The Sultan’s Wife by Jane Johnson

 I thoroughly enjoyed this book. From the opening pages the author plunges us into an exotic and unfamiliar world – unfamiliar to us, that is. We know from the start that we are in the hands of a writer who is completely at home with her setting.

The action takes place in seventeenth century Morocco, at the court of the Sultan Moulay Ismael. Johnson is adept at employing all our senses to create her scene. Visually, she gives us a picture of luxury and colour, contrasted with extreme squalor. She conjures up the scents and tastes of exotic perfumes and pungent spices and the sound of rain, or music – or the screams of men under torture.

It is a country subject to the whims of the sultan, built on slavery and terror; but also a place where beauty is prized and art and trade flourish.

In her two central characters Johnson has created people who grab our interest from the outset and our hearts very quickly afterwards. Nus Nus is a slave and a eunuch, but he is also a man of courage and integrity, capable great kindness. Over the course of the story we see him develop from a fatalistic acceptance of his position and the terrible wrong that has been done him to a man capable of becoming the warrior his tribe would have made him had he not been captured. At the same time, we learn that fighting is not in his true nature. Given a free choice he would be a musician, a talent that is to stand him in good stead as the story progresses. He is also highly intelligent. Originally bought by an English doctor, who treated him more like an apprentice than a slave, he has been taught to read and write in several languages, talents which have brought him to a position close to the Sultan. It is part of his job to keep the ‘couching book’ which requires him to witness and record the sultan’s sexual encounters with his many concubines, in order to keep track of any issue and their place in the succession. Seeing how he grows from this position of humiliation to a man with his pride restored is one of the great pleasures of this book.

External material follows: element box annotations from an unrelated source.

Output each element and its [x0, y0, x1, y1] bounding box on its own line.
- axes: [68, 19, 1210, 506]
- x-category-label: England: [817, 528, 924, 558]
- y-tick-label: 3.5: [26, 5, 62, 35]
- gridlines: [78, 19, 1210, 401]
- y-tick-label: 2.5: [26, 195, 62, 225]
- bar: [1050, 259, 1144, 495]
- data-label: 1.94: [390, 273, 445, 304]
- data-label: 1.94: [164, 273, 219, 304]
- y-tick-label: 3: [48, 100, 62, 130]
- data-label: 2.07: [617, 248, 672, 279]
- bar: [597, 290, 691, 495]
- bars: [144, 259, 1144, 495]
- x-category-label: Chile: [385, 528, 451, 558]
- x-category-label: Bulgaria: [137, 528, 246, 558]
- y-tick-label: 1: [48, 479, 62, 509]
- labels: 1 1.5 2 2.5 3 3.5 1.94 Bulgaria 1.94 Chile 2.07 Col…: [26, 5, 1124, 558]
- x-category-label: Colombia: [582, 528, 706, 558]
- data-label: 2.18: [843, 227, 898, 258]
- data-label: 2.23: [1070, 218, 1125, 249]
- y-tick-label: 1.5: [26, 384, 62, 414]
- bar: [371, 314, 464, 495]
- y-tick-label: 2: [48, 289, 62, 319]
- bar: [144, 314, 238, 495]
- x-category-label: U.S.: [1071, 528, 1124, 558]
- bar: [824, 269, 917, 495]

The second character is Alys, an Englishwoman captured by corsairs and given to the Sultan as a concubine. Ismael is captivated by her fair beauty, but before being taken to his bed she must convert to Islam. She refuses and it is Nus Nus who is given the task of persuading her, knowing that if he fails both their lives will be forfeit. In the process, he falls in love with her himself and is then forced to witness her violent rape by Ismael. A child comes of the union and Alys is transformed. Having reached the age of twenty-four unmarried she has almost given up hope of ever being a mother and her devotion to little ‘Momo’ is total. The main plot of the book turns on the efforts of Alys and Nus Nus to preserve his life from the jealousy of Zidana, the sultan’s chief wife.

In Zidana and Ismael Johnson has created two characters to stand in stark contrast to her hero and heroine. Ismael is pathologically unstable, given to fits of uncontrollable rage in which he kills and maims without compunction, and which he seems to forget immediately afterwards. Zidana is a monster, in size and character. Clever, sly and ruthless she is an expert in poisons and a believer in the Black Arts. Between the two of them Nus Nus and Alys must steer a perilous course.

Half way through the book the scene switches to Restoration London and once again Johnson sets the scene masterfully. The city is still recovering from the Great Fire and we see the contrast between the great swathes that are still ruined and the magnificent new buildings that are rising amid the desolation. The royal palaces are as opulent as Ismael’s but in a very different style. Portraits and tapestries showing scenes of life replace the abstract designs allowed by Islam and the women, by contrast with the all-enveloping clothing of the Moroccan ladies, flaunt their bosoms for all to see. Johnson has fun demonstrating how easily some of the Moroccan embassy are seduced by this new lifestyle. We are introduced to a number of people familiar from the history books, like Nell Gwynne and Samuel Pepys. But here, as in Morocco, Nus Nus and Momo are in constant danger.

There are enough plot twists and cliff-hangers to keep the reader avidly turning the pages. A truly satisfying read.